F. R. Leighton Crawford
- Full name: Francis Riou Leighton Crawford
- Country (sports): Great Britain
- Born: 5 August 1886 Ceylon
- Died: 5 January 1954 (aged 67)

Singles

Grand Slam singles results
- Wimbledon: 3R (1924)
- US Open: 3R (1923)

Doubles

Grand Slam doubles results
- Wimbledon: QF (1919, 1925)

= F. R. Leighton Crawford =

British tennis player (1886–1954)

Francis Riou Leighton Crawford (5 August 1886 – 5 January 1954) was a British tennis player

Born in Ceylon, Crawford was the eldest son of civil servant Henry Leighton Crawford, who served as Controller of Revenue in the Ceylon Civil Service. His younger brother, mountaineer Colin Grant Crawford, was a member of both the 1922 and 1933 Mount Everest expeditions.
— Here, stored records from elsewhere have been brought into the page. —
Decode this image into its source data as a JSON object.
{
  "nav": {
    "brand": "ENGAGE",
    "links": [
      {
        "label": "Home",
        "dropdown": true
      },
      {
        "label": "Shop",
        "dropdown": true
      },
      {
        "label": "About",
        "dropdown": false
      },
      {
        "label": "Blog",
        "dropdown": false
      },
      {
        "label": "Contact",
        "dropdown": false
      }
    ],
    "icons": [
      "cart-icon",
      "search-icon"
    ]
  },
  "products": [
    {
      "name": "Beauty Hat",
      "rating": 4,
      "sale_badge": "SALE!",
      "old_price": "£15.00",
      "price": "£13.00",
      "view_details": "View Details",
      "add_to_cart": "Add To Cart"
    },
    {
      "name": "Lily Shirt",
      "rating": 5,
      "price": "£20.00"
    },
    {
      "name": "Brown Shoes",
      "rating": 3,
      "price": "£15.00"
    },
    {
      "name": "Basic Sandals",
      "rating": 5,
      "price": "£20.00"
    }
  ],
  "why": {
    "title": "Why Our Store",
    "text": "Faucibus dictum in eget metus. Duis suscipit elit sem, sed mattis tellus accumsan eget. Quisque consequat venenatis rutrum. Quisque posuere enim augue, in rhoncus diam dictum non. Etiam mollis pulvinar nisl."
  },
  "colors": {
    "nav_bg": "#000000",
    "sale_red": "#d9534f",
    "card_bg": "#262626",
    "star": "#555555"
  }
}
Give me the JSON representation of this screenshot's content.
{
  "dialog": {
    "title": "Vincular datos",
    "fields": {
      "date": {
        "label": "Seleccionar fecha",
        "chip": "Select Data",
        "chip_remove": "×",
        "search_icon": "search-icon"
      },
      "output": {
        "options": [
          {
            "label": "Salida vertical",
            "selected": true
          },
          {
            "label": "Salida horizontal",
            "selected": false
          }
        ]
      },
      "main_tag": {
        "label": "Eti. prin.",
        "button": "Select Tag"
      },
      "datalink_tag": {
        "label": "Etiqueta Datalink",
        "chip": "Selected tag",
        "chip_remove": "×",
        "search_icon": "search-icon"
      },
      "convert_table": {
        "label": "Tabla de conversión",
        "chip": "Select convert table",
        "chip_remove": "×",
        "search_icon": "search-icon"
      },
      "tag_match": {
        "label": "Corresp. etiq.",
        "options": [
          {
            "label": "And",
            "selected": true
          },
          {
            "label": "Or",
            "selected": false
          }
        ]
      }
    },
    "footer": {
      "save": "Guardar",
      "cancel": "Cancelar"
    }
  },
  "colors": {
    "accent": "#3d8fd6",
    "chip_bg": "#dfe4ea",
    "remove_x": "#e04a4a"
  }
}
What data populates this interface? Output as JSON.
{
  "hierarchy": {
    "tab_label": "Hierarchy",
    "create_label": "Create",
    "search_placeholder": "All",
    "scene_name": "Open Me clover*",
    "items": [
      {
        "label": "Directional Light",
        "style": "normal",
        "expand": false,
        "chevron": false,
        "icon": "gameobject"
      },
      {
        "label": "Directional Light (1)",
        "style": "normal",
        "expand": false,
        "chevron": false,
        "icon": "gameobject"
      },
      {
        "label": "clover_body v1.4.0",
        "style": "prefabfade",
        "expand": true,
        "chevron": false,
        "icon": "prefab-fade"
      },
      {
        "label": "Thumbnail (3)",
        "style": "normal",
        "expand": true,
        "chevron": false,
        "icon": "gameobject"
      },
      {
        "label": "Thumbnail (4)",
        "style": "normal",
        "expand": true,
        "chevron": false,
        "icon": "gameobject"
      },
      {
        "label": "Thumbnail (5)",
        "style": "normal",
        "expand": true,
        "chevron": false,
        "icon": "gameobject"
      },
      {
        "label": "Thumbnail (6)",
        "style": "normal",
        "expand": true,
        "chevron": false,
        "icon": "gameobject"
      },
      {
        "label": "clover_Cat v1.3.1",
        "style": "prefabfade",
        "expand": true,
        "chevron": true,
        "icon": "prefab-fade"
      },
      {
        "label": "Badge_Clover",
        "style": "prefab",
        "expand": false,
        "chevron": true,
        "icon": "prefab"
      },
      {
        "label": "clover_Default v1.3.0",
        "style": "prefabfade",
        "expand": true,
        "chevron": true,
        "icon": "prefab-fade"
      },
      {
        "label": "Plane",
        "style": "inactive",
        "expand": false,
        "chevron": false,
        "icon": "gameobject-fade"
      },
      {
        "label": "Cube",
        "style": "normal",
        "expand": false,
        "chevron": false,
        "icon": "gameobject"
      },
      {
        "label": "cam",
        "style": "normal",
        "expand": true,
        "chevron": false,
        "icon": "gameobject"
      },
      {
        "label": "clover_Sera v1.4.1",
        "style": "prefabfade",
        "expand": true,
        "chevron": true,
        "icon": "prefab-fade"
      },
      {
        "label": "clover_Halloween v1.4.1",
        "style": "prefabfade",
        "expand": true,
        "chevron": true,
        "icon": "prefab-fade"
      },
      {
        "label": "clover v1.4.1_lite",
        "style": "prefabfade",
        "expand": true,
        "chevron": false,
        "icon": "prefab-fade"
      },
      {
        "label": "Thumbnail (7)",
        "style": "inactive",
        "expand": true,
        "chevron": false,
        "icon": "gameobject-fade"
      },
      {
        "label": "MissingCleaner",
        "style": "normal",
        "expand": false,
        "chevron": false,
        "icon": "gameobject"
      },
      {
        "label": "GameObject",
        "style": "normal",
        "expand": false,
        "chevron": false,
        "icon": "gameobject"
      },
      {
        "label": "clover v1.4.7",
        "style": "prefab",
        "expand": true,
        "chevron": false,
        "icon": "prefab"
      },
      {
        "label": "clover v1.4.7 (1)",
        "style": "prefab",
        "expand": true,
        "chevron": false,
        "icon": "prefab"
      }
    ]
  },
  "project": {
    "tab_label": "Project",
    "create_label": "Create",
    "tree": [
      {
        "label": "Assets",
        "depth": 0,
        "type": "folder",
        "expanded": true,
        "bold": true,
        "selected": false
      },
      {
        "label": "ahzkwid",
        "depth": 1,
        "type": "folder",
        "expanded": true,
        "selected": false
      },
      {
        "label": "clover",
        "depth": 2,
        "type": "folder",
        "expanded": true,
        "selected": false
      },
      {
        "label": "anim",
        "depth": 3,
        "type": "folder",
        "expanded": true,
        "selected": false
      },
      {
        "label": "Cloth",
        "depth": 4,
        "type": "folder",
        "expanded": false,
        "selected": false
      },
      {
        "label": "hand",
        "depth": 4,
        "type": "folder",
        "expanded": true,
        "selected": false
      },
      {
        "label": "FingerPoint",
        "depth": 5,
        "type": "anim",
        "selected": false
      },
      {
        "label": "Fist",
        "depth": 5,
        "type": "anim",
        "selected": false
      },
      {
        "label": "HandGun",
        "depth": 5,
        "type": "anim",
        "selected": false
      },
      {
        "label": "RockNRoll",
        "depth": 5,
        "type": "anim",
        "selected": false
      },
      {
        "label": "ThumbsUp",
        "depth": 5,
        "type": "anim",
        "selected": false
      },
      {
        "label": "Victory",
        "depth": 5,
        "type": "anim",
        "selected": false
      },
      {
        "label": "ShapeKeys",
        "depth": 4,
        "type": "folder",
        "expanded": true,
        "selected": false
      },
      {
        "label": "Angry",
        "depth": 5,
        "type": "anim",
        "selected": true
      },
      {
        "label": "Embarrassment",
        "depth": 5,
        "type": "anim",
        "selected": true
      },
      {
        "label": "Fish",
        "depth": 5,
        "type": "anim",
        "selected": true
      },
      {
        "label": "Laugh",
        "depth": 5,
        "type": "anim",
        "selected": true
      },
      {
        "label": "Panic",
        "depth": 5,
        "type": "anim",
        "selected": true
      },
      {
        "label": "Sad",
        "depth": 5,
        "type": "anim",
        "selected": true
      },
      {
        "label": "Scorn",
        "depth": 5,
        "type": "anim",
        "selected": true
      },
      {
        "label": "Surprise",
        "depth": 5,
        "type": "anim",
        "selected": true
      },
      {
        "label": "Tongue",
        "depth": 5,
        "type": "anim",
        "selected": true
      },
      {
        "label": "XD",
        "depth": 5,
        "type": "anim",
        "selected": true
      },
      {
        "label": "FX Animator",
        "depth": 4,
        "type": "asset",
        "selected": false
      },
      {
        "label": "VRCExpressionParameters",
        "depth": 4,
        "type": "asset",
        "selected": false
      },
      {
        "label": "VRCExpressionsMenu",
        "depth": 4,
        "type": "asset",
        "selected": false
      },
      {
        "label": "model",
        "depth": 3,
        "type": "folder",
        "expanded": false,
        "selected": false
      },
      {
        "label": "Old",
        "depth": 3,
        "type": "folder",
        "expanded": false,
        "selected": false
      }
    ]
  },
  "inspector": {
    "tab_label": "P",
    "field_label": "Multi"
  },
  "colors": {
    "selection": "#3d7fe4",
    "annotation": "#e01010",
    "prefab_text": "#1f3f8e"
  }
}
Crawford won the Wimbledon Plate in 1919 and was a two-time Wimbledon doubles quarter-finalist. In 1922 he beat Major Ritchie in the final of the Sussex Championships. He was the single champion at Monte Carlo in 1924.

As a member of the Indian Police, Crawford was eligible to compete for India in Davis Cup competition and in 1922 was offered a place on the team, which he turned down.